For a visitor building a Copenhagen itinerary that includes one or two high-end meals, juju functions as a logical pairing rather than a compromise. It offers a cuisine tradition that none of the city's New Nordic flagships address, at a price point that creates space in the overall spend for a second or third meal elsewhere. For a reader planning around our full Copenhagen restaurants guide, that positioning is practically useful.

Planning Your Visit

juju is located at Øster Farimagsgade 8, 2100 Copenhagen, in the Østerbro neighbourhood, accessible by public transport from the city centre. The extended midnight closing time on all evenings means late arrivals are structurally possible, a detail worth noting for visitors with early evening commitments elsewhere. The phone number and website are not listed in current records, so booking is leading approached via reservation platforms or direct email. The dress code and seat count are not published, but the neighbourhood restaurant format and price point suggest an informal register.

For broader trip planning, see our guides to Copenhagen hotels, Copenhagen bars, Copenhagen wineries, and Copenhagen experiences.

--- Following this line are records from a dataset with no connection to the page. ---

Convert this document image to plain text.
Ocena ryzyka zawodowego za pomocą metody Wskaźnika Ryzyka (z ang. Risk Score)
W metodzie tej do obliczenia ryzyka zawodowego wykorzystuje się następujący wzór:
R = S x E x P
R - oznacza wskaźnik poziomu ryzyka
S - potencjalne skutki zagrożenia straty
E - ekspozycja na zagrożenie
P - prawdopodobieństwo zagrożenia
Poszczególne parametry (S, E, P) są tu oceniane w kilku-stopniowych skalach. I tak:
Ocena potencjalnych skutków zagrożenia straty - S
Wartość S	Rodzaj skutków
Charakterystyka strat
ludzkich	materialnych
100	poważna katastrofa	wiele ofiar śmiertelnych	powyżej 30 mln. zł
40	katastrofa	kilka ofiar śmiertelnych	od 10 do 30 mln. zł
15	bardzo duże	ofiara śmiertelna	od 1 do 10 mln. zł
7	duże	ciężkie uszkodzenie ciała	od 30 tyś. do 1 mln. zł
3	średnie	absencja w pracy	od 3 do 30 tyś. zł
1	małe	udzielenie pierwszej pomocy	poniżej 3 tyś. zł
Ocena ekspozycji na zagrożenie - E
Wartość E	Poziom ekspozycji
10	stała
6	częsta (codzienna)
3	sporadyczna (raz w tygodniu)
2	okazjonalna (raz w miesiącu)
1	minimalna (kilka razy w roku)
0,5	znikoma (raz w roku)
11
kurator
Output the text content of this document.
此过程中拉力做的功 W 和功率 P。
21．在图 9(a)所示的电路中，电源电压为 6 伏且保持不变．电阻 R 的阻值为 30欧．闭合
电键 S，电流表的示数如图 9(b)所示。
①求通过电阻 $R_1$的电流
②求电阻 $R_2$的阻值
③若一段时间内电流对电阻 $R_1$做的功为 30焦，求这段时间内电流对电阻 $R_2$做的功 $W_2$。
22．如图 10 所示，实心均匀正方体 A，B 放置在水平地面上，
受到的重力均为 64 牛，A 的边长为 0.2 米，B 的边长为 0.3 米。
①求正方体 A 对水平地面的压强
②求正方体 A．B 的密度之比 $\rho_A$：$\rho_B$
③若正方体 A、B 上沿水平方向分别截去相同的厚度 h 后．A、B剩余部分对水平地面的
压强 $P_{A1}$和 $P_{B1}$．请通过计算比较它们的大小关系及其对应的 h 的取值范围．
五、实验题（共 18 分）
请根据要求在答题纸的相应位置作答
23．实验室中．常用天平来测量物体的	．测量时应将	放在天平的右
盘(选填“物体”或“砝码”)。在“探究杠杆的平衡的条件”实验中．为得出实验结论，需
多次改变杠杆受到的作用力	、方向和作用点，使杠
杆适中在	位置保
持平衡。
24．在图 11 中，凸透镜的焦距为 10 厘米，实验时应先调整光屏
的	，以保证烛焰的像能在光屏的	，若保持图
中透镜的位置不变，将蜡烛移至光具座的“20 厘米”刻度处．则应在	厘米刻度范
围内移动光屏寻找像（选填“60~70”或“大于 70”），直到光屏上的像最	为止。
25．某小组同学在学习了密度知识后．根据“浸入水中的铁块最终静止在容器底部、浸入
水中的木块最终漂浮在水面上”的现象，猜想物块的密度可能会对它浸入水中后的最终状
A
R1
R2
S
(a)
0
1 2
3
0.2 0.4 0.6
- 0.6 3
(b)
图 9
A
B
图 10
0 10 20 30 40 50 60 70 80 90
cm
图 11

For the Korean contemporary tradition at its highest current expression, Atomix in New York remains the reference point and Le Bernardin shows what long-run critical consistency in a non-Nordic framework looks like at the leading of the market.

Signature Dishes
Korean Fried Chicken SandwichFried Chicken Wings
Frequently asked questions

A Tight Comparison

A quick snapshot of similar venues for side-by-side context.

At a Glance
Vibe
  • Casual
  • Cozy
  • Trendy
Best For
  • Casual Hangout
  • After Work
Experience
  • Open Kitchen
Sourcing
  • Local Sourcing
Dress CodeCasual
Noise LevelLively
CapacitySmall
Service StyleUpscale Casual
Meal PacingQuick Bite

Relaxed, informal, and cheerful with a casual atmosphere, though some note uncomfortable seating and high noise levels.